Peterson, by fraud, blasphemy, pagan deception, and human misery. And again referring to Dr. Peterson’s
commentary, it is this peace that enables us to see in the chaotic events
swirling around us the birth pangs of a new creation. This new creation hasn’t arrived yet, but in
Jesus Christ we know that it’s coming.
Evil may very well be ratcheting up its level of warfare on the present
creation, but God’s Word in Revelation tells us that Jesus will win that war. And the overall message of Scripture is that
in Christ the war has already been won.
Evil can kill us. It can’t
destroy us.
That
knowledge is what really makes today a T.G.I.S. moment. Thank goodness it’s Sunday not because it’s
the first day of a new week, but because it gives us another opportunity to
celebrate the resurrection of our Lord.
It gives is another opportunity to reflect on and celebrate the New
Jerusalem that lies just around eternity’s corner.
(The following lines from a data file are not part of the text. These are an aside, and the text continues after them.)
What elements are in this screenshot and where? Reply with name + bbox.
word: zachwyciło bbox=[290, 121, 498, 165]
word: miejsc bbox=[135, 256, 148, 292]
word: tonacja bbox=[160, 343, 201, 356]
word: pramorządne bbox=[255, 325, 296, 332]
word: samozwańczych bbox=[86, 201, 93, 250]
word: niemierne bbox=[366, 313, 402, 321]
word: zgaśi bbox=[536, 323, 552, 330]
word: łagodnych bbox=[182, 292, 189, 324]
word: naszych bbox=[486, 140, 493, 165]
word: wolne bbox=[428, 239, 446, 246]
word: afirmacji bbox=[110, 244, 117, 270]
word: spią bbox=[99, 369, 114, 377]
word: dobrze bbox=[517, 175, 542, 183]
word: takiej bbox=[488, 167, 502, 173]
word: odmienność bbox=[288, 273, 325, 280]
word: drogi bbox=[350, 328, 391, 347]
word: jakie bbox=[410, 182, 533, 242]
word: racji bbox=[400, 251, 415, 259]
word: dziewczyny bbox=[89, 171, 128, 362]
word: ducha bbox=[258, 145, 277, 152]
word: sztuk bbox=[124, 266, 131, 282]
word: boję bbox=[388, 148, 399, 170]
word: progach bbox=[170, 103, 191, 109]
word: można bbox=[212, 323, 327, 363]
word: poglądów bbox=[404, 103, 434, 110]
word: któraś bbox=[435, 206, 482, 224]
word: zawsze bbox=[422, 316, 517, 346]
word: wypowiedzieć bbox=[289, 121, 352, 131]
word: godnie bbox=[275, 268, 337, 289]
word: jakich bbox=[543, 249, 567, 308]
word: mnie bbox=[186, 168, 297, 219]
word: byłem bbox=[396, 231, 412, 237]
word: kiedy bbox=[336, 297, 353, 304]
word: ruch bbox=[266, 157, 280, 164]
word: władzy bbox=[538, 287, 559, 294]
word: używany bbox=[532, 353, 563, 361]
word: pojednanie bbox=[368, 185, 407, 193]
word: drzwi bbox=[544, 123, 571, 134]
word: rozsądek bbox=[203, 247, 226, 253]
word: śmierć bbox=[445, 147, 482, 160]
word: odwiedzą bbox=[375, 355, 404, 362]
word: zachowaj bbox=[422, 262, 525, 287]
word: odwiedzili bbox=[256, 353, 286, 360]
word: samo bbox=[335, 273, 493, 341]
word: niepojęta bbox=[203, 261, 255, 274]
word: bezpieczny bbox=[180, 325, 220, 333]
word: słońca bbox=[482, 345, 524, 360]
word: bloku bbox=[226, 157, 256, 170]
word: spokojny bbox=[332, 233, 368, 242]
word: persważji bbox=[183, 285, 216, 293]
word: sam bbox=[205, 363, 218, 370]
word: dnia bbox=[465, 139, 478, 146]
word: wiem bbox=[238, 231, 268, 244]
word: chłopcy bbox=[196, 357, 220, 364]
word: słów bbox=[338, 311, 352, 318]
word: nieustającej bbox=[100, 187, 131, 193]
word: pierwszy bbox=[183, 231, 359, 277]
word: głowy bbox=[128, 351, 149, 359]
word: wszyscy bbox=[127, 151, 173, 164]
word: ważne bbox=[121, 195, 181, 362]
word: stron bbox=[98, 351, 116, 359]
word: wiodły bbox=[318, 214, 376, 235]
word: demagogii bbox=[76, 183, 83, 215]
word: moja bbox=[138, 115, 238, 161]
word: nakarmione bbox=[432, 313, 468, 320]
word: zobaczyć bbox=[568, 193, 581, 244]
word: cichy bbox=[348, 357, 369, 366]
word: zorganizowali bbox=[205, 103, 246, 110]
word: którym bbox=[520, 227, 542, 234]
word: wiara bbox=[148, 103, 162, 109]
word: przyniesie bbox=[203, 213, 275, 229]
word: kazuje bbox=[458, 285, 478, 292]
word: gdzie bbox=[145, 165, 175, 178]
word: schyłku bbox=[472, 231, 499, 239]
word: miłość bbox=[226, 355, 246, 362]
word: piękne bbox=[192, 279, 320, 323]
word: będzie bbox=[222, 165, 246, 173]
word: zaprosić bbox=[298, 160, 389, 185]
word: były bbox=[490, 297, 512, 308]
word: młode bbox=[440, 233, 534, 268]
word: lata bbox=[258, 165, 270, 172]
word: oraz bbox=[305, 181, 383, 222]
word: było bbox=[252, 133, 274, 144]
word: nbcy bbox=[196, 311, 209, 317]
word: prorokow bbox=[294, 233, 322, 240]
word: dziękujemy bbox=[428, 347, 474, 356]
Thanks to John the Elder’s vision we can see
it just ahead in the mist of history.
It’s almost close enough to touch, just barely beyond our grasp. It is there waiting for us; even now it is
being readied to receive us. Evil may
more and more ratchet up. Hell’s fury
may roar and thunder. The Devil may be
on a rampage. If we are in Christ none
of it matters.
Why? Because God’s new creation, God’s New
Jerusalem, awaits us. N. T. Wright had
more to say about this New Jerusalem: “This
city will truly be that for which Israel longed through her years of groaning
exile. Imagery from Isaiah, Micah,
Zechariah and, above all, Ezekiel swirls around [it], though in each case
transcended… it is the focal point of a world which will finally see God’s
light and discover his healing.”
And
some day all God’s saints will go marching into that city. All who are in Christ will enter it. Paradise lost will finally be paradise
regained. With that in mind, I’ll close
the sermon with these words from the hymn “Ten Thousand Times Ten Thousand:” “Ten thousand times ten thousand/In
sparkling raiment bright/The armies of the ransomed saints/Throng up the steps
of light/’Tis finished, all is finished/Their fight with death and sin/Fling
open wide the golden gates/And let the victors in.”
And
the victors, not the survivors, the victors will enter in. Amen.